I find exploring a mix of practices and models both interesting and dangerous. There are proven methods to attain realization but I'm sure there is plenty of room for improvement. The question is, how much time is required going down dead ends to find new paths and who is willing to delay or even give up realization to do the necessary exploration. I think these questions are made substantially more interesting by new possibilities opened up in neuroscience, psychology and technology.

But, at the end of the day my personal aspirations are to find substantial realization within myself, then to bring that back into a life of service and compassion. So for me, sticking with a tried and true path like Theravada seems a straightforward choice.

Lee

RE: Family Resemblances and Models of Enlightenment
Answer
11/1/08 4:39 AM as a reply to Wet Paint.
Lee,
You should definitely stick with what you are comfortable with, no one is asking you to be an explorer, and if your main concern is personal awakening, then that may be the safest bet. One the other hand, one can't go back and do the exploration once awakened, and at that point it seems to be important to a lot of folks to be able to help others achieve the same insights, so you might have missed an opportunity to either endorse, or not endorse this particular approach.

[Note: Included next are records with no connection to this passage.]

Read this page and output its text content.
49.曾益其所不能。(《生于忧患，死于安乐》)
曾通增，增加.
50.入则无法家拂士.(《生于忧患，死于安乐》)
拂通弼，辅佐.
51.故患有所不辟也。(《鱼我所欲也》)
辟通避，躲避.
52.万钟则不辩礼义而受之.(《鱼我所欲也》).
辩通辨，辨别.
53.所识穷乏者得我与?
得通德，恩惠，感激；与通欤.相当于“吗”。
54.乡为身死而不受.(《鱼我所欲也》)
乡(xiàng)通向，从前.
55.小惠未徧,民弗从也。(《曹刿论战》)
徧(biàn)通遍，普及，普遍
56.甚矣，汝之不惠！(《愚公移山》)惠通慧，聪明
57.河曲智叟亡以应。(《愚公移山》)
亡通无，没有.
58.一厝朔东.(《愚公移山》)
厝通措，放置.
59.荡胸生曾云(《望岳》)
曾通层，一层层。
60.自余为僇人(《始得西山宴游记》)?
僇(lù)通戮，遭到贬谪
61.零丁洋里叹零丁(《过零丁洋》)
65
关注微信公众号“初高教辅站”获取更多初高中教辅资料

Personally, I am most comfortable with shifting "paradigms" and figuring out things for myself, rather than passively accepting instruction. The real danger is dilettantism, or never becoming steeped enough in one tradition to make any progress. I might point out though, that it doesn't have to be an either/or choice - one could consistently practice vipassana in the Theravada tradition while supplementing that with various practices. Duncan (of the Baptist's Head website) successfully employed practical magick techniques to accelerate the progress of his insight along with standard meditation techniques (though I should probably let him speak for himself here) and I can personally attest that practicing the Zhan Zhuang form of Qi Gong as described in "The Way of Energy" by Master Lam Kam-Chuen will rapidly lead to effects that are completely consistent with Daniel's description of the A&P. After crossing the A&P it might be better to look at supplementing with another tradition as I don't think Taoism deals with the Dark Night phase as well (perhaps Christian mysticism here?) - I think it sort of blends it with Equanamity and treats the whole thing as a "spiritual pregnancy." It's hard for me to see how a supplementation strategy could hurt one's practice or progress of insight, and might lead one to be more excited about one's primary method. D

RE: Family Resemblances and Models of Enlightenment
Answer
11/1/08 7:00 AM as a reply to Wet Paint.
"Anyway, I'm truly sorry for my part in this discussion if it has wasted people's time, or not been in the spirit of the purpose of this community. I'm a bit tired of the discussion myself. Let's stop. The theory part is fun for me, but I'm going to have to reflect on whether commenting on anything other than practical matters will contribute. David"

This, I believe, is a wise realization and future course of action. I was getting concerned that philosophical musings were going to overwhelm the practical core practice oriented comments that I come to this site to get, from people who I believe to be much further along than me in their progress on the path.

Thank you, haquan, for recognizing this.